Using change data capture with interactive tables¶
This topic explains how to use change data capture (CDC) with interactive tables. For general information about interactive tables and interactive warehouses, see Snowflake interactive tables and interactive warehouses.
Key benefits over the standard MERGE INTO pattern¶
Realtime updates
Much less ingestion cost compared to standard MERGE INTO pattern for lower volume updates
Query level option to control deduplication behavior
When to use¶
Scenarios where you want to capture changes from a source system (E.g. a transactional database such as MySQL and Postgres). For example, user profiles, product catalogs, latest pricing snapshots, etc.
When NOT to use¶
When your main workload is transactional processes, such as processing payments, inventory updates, etc. This should NOT be your primary transactional store. Specifically, we do not support multi-table transactions. Instead, you should use Hybrid Tables or Postgres tables for your transactional store. Use an interactive table with CDC as a mirror of your transactional store to accelerate your analytical queries.
Prerequisites¶
Your account must be enabled for CDC, otherwise you’ll see and error that “VERSION BY” expression is not supported. Please contact Snowflake Support to enable CDC for your account.
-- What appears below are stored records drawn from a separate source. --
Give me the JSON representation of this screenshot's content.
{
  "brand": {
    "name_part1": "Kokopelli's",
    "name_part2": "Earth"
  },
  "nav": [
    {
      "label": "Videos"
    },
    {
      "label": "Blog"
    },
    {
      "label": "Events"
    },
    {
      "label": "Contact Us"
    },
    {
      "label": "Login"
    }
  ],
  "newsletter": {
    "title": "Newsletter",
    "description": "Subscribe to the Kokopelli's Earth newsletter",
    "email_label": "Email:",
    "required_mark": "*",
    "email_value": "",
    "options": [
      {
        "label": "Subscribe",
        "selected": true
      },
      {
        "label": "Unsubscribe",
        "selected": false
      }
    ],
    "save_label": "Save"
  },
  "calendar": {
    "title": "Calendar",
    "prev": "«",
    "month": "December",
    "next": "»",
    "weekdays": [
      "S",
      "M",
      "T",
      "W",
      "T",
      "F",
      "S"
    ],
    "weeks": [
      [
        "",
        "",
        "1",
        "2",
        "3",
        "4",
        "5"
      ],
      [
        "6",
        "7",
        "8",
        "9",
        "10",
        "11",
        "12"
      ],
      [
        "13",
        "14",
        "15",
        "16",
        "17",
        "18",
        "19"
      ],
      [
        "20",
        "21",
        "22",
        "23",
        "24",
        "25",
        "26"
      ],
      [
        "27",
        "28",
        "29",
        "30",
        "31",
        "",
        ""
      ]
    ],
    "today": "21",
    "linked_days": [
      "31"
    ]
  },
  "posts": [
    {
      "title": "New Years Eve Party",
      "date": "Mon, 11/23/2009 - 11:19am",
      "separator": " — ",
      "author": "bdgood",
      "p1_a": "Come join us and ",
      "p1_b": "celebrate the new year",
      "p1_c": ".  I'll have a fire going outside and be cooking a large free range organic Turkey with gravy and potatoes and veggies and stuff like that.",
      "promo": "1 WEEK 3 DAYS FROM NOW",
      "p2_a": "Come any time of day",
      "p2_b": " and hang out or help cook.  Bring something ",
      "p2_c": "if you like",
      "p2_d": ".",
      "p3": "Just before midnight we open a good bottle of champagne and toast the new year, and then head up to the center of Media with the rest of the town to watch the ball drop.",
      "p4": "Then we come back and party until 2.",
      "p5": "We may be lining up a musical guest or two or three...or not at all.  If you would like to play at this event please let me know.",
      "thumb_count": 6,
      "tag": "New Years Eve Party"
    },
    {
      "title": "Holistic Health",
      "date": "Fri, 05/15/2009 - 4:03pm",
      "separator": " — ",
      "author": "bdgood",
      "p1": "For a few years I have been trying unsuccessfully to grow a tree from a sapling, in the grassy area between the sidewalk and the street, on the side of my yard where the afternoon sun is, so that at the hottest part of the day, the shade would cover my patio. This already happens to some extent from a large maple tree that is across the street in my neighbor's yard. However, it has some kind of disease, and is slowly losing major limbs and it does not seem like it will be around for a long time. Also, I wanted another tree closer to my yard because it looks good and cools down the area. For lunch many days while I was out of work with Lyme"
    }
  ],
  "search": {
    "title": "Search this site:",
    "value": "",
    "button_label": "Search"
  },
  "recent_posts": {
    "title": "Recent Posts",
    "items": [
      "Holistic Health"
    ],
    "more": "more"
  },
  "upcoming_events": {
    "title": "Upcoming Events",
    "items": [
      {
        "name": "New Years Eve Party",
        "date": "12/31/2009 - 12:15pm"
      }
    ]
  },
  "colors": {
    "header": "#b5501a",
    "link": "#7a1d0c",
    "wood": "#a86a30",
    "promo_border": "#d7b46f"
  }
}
You must use Snowpipe High-Performance Architecture for ingestion
You can only stream data into CDC-enabled interactive tables, batch loading and DMLs are not supported.
How CDC works for interactive tables¶
The interactive table with CDC support works as follows:
Ingestion appends change events as new rows. The new row needs to contain all the values for all the columns, including the columns that are not changing.
A deferred primary key defines the logical identity of each record.
The VERSION BY expression determines which version wins when multiple rows share the same key. When multiple rows have the same VERSION BY value, Snowflake picks one at random because they represent the same data state.
At query time, you can use the DEDUP_OPTION parameter to control whether Snowflake returns the latest deduplicated state, all versions, or the last merged state.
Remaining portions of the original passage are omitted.